Search code examples
loopsazurecursorazure-data-lakeu-sql

U-SQL cursor in Azure Data Lake


I need to process data in Azure Data Lake. My flow is as follows:

  1. I would like to select from the database list of IDs for next processing. This I have done.
  2. I need to iterate through IDs (from the first step) and I need to successively export data into separated files (partitioned by ID)

The problem is following statemanet:

U-SQL’s procedures do not provide any imperative code-flow constructs such as a for or while loops.

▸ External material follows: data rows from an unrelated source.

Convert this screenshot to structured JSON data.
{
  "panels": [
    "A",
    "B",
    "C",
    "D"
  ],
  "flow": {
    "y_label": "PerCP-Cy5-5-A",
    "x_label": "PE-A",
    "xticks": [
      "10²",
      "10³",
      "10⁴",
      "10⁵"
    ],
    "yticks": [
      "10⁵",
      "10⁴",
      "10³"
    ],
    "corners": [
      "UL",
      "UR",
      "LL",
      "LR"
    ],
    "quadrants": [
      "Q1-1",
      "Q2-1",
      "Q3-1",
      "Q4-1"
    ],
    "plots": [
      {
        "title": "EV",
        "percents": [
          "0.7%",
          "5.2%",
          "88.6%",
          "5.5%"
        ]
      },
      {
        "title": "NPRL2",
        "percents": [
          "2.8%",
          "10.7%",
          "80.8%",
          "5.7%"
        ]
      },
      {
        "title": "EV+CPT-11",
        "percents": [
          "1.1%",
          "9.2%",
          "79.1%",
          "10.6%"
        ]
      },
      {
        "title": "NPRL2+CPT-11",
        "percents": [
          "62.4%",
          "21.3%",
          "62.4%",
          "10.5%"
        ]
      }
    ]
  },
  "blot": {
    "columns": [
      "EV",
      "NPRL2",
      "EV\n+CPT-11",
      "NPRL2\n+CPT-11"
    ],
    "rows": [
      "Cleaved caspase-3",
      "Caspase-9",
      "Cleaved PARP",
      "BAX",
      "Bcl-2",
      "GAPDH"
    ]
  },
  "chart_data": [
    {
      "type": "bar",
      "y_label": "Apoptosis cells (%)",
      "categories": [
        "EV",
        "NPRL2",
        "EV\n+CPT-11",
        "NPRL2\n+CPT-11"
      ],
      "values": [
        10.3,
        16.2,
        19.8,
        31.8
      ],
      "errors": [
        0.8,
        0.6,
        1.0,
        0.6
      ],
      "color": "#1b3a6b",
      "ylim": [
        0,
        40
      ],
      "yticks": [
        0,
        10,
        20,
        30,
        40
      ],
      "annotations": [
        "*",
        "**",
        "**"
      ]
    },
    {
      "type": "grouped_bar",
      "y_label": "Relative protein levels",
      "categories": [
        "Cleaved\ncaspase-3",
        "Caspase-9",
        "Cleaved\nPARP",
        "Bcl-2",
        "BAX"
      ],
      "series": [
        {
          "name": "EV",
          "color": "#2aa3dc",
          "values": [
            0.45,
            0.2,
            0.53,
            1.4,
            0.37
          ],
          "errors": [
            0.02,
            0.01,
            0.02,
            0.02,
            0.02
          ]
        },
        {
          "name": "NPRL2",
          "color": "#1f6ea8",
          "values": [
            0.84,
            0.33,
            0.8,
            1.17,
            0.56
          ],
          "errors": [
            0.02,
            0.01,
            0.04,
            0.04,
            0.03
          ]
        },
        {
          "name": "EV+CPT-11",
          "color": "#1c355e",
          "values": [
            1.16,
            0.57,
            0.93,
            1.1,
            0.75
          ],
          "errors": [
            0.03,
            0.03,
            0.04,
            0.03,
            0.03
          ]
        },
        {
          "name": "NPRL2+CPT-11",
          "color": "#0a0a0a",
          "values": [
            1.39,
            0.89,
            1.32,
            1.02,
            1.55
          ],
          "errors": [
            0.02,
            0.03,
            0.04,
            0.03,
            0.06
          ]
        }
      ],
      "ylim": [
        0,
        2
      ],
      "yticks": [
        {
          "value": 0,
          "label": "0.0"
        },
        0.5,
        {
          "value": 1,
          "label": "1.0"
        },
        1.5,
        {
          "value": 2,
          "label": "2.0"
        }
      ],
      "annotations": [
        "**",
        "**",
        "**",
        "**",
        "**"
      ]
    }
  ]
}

Any idea how to process data in similar way as with cursor?

I didn't find any documentation regarding to the cursors in U-SQL.

Thank you!


Solution

  • There are no cursors in U-SQL, because of the statement you reference above.

    U-SQL does not provide any imperative code-flow constructs because it impedes the optimizer's ability to globally optimize your script.

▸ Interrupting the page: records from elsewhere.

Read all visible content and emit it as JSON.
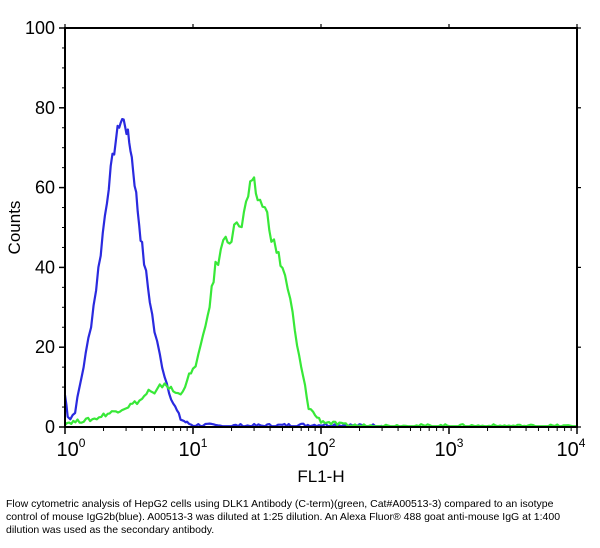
{
  "chart_data": {
    "type": "line",
    "title": "",
    "xlabel": "FL1-H",
    "ylabel": "Counts",
    "x_scale": "log",
    "xlim": [
      1,
      10000
    ],
    "ylim": [
      0,
      100
    ],
    "x_ticks": [
      {
        "base": "10",
        "exp": "0",
        "value": 1
      },
      {
        "base": "10",
        "exp": "1",
        "value": 10
      },
      {
        "base": "10",
        "exp": "2",
        "value": 100
      },
      {
        "base": "10",
        "exp": "3",
        "value": 1000
      },
      {
        "base": "10",
        "exp": "4",
        "value": 10000
      }
    ],
    "y_ticks": [
      "0",
      "20",
      "40",
      "60",
      "80",
      "100"
    ],
    "grid": false,
    "legend": "none",
    "series": [
      {
        "color": "#2a2adf",
        "x": [
          1.0,
          1.05,
          1.1,
          1.2,
          1.3,
          1.45,
          1.6,
          1.75,
          1.9,
          2.05,
          2.2,
          2.35,
          2.5,
          2.65,
          2.8,
          2.95,
          3.1,
          3.25,
          3.4,
          3.6,
          3.8,
          4.0,
          4.3,
          4.6,
          5.0,
          5.5,
          6.0,
          6.5,
          7.0,
          7.5,
          8.0,
          8.5,
          9.0,
          10.0,
          11.0,
          12.5,
          15.0,
          20.0,
          30.0,
          50.0,
          70.0,
          100.0,
          150.0,
          200.0,
          300.0
        ],
        "values": [
          8,
          3,
          2,
          4,
          10,
          18,
          26,
          35,
          44,
          53,
          61,
          67,
          72,
          76,
          77,
          76,
          73,
          70,
          65,
          58,
          51,
          45,
          38,
          32,
          24,
          18,
          13,
          9,
          6,
          4,
          2,
          1.5,
          1,
          0.5,
          0.5,
          0.5,
          0.3,
          0.3,
          0.3,
          0.4,
          0.5,
          0.6,
          0.5,
          0.3,
          0.3
        ]
      },
      {
        "color": "#38e838",
        "x": [
          1.0,
          1.3,
          1.7,
          2.0,
          2.5,
          3.0,
          3.5,
          4.0,
          4.5,
          5.0,
          5.5,
          6.0,
          7.0,
          8.0,
          9.0,
          10.0,
          11.0,
          12.0,
          13.0,
          14.0,
          15.0,
          16.5,
          18.0,
          20.0,
          22.0,
          24.0,
          26.0,
          28.0,
          30.0,
          32.0,
          35.0,
          38.0,
          41.0,
          45.0,
          50.0,
          55.0,
          60.0,
          65.0,
          70.0,
          75.0,
          80.0,
          90.0,
          100.0,
          120.0,
          150.0,
          200.0,
          10000.0
        ],
        "values": [
          1,
          1.5,
          2,
          3,
          4,
          5,
          6,
          7,
          9,
          8,
          10,
          11,
          9,
          8,
          12,
          14,
          18,
          22,
          28,
          34,
          40,
          44,
          48,
          47,
          52,
          50,
          56,
          60,
          61,
          57,
          56,
          53,
          48,
          44,
          40,
          35,
          28,
          20,
          15,
          10,
          5,
          3,
          1.5,
          1,
          0.5,
          0.3,
          0.2
        ]
      }
    ]
  },
  "caption": "Flow cytometric analysis of HepG2 cells using DLK1 Antibody (C-term)(green, Cat#A00513-3) compared to an isotype control of mouse IgG2b(blue). A00513-3 was diluted at 1:25 dilution. An Alexa Fluor® 488 goat anti-mouse IgG at 1:400 dilution was used as the secondary antibody."
}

    You should think of approaching your problem declaratively. For example, if you have a list of IDs (either in a table or SqlArray or even a file), use a declarative join. For example, you want to add 42 to every value where the key is in a list of existing keys:

    // Two options for providing the "looping data"
    // Option 1: Array Variable
    DECLARE @keys_var = new SqlArray<string>{"k1", "k2", "k3"};
    
    // Option 2: Rowset (eg from an EXTRACT from file, a table or other place)
    @keys = SELECT * FROM (VALUES("k1"), ("k2"), ("k3")) AS T(key);
    
    // This is the data you want to iterate over to add 42 to the value column for every matching key
    @inputdata = SELECT * FROM (VALUES (1, "k1"), (2, "k1"), (3, "k2"), (6, "k5")) AS T(value, key);
    
    //Option 1:
    @res = SELECT value+42 AS newval, key FROM @inputdata WHERE @keys_var.Contains(key);
    
    OUTPUT @res TO "/output/opt1.csv" USING Outputters.Csv();
    
    //Option 2:
    @res = SELECT value+42 AS newval, i.key 
        FROM @inputdata AS i INNER JOIN @keys AS k 
             ON i.key == k.key;
    
    OUTPUT @res TO "/output/opt2.csv" USING Outputters.Csv();
    

    Now in your case, you want to have data-driven output file sets. This feature is currently being worked on (it is one of our top asks). Until then you would have to write a script to generate the script (I will provide an example on your other question).